Com uma capacidade instalada em torno de 35 GW e 120 TWh/ano em 2030, a fonte eólica no Brasil poderia ser responsável por uma emissão evitada de 10 milhões de toneladas de CO2 por ano, considerando-se o fator de emissão médio da rede elétrica brasileira no cenário de referência projetado.  No mundo, estima-se que a eólica também apresentaria uma rápida expansão e um papel essencial na transição energética (figura 5) (IRENA, 2018b). Em 2050 estima-se em cerca de 5.000 GW instalados de fonte eólica, aproximadamente 36% da geração total mundial, o que significaria uma emissão evitada de 3.3 GtCO2/ano (figura 6) (IRENA, 2018b).

Figura 5 – REmap cenário: Geração de eletricidade no mundo, em 2050.

Fonte: IRENA (2018b)

Figura 6 – Emissões evitadas de CO2 no setor de energia no mundo, em 2050.

Fonte: IRENA (2018b)

  • O Brasil é líder em inovadoras soluções regulatórias e comerciais para energia renovável: os leilões de energias renováveis

Não apenas o Brasil possui vantagens comparativas devido aos abundantes recursos renováveis, ou em razão da configuração do sistema interligado e seu porte continental, mas também é destaque em estudos de planejamento do setor energético, assim como no desenho de arranjos comerciais e regulatórios para contratação de energia renovável. Aqui, mais uma vez, o caso da contratação de geração eólica é digno de nota. Após a contratação via feed in de cerca de 1 GW pelo PROINFA, instituído em 2002, o país enveredou para os leilões de energia renovável em 2005. Foram estabelecidos mecanismos de leilões e contratos - PPAs que permitiram a expansão de investimentos privados no setor. O enorme sucesso chamou a atenção de vários países no mundo.
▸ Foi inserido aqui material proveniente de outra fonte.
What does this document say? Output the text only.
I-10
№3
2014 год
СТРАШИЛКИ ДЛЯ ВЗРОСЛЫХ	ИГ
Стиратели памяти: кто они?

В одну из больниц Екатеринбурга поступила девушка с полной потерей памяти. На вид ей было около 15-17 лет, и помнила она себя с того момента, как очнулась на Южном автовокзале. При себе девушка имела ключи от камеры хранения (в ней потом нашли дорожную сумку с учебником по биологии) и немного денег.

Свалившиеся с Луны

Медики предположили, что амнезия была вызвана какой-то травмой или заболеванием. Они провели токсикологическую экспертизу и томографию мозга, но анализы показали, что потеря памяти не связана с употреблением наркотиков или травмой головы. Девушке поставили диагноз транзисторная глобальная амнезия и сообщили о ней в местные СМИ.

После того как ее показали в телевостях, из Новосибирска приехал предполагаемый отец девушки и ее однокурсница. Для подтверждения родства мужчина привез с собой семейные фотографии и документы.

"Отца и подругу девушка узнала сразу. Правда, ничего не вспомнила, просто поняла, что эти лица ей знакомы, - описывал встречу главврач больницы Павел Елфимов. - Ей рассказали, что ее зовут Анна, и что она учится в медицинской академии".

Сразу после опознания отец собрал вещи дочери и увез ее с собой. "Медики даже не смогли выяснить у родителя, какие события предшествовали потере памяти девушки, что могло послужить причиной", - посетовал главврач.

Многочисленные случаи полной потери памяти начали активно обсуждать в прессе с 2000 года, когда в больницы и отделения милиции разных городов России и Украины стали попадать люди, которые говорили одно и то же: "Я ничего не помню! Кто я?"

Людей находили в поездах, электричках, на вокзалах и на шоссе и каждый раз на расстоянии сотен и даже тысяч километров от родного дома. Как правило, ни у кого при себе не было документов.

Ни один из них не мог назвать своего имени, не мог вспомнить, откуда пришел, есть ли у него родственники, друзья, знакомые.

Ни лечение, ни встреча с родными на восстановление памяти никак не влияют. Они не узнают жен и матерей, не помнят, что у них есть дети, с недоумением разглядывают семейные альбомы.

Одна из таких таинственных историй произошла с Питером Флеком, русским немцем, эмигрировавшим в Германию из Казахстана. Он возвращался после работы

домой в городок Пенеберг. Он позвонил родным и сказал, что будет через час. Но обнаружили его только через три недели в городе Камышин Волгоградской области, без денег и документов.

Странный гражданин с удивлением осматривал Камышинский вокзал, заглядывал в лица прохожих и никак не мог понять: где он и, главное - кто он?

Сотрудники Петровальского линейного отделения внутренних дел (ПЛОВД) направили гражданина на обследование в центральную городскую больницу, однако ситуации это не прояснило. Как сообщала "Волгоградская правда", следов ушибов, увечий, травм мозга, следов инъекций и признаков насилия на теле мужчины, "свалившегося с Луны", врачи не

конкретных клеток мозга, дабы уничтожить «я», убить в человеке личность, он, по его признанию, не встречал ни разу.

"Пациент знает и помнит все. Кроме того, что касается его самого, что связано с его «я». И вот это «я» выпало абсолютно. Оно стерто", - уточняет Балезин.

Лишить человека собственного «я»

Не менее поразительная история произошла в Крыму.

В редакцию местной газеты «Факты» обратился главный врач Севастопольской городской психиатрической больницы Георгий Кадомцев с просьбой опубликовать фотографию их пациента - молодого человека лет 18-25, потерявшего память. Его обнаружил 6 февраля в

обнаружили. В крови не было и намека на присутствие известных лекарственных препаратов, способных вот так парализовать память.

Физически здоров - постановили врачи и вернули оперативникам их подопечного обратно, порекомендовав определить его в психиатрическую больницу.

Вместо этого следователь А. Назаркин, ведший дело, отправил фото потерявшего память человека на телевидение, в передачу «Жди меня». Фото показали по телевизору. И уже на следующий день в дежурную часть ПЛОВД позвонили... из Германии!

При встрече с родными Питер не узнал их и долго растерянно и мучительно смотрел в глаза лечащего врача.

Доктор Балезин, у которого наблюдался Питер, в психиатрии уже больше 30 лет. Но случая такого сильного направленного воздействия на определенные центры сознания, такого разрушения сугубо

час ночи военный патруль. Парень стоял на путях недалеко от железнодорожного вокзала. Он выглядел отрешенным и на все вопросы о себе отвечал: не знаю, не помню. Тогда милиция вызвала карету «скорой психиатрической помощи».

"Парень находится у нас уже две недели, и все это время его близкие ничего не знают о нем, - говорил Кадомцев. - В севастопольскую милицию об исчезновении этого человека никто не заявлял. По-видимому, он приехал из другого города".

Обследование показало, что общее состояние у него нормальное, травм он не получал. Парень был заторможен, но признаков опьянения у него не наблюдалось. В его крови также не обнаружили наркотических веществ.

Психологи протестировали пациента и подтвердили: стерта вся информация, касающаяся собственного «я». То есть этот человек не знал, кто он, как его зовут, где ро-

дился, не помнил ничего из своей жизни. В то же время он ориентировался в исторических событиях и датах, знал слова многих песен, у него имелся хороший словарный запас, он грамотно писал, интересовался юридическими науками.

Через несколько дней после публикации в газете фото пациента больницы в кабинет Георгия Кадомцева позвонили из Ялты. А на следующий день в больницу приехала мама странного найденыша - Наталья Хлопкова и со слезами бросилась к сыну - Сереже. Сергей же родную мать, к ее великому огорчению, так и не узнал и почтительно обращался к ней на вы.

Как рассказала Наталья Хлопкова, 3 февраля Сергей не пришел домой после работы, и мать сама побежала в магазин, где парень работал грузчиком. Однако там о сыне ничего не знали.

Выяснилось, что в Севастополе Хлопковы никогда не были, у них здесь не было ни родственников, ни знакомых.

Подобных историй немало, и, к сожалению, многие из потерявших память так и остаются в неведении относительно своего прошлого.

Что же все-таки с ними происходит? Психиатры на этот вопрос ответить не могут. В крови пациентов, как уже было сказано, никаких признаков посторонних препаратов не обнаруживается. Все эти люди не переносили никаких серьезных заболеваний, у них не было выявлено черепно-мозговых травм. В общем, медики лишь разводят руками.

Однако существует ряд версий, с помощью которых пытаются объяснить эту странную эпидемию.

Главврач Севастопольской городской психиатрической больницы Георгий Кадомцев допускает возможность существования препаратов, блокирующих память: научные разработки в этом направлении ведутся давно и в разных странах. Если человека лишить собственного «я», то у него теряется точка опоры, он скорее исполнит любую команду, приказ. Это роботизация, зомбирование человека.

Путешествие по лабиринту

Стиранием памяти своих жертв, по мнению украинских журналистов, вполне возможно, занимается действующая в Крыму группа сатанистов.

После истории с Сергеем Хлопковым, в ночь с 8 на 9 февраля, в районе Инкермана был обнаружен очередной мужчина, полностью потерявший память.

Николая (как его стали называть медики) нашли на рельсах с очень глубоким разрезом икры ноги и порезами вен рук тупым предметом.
Em 2005 apenas 6 países adotavam leilão como forma de contratação, dentre os quais o Brasil, e passados mais de 10 anos são cerca de 70 países (IRENA, 2017b).

Este conjunto de aspectos constitui sólido racional para a continuidade de expansão da geração eólica no país, no atual contexto de reflexão sobre aprimoramento do marco regulatório do setor elétrico nacional.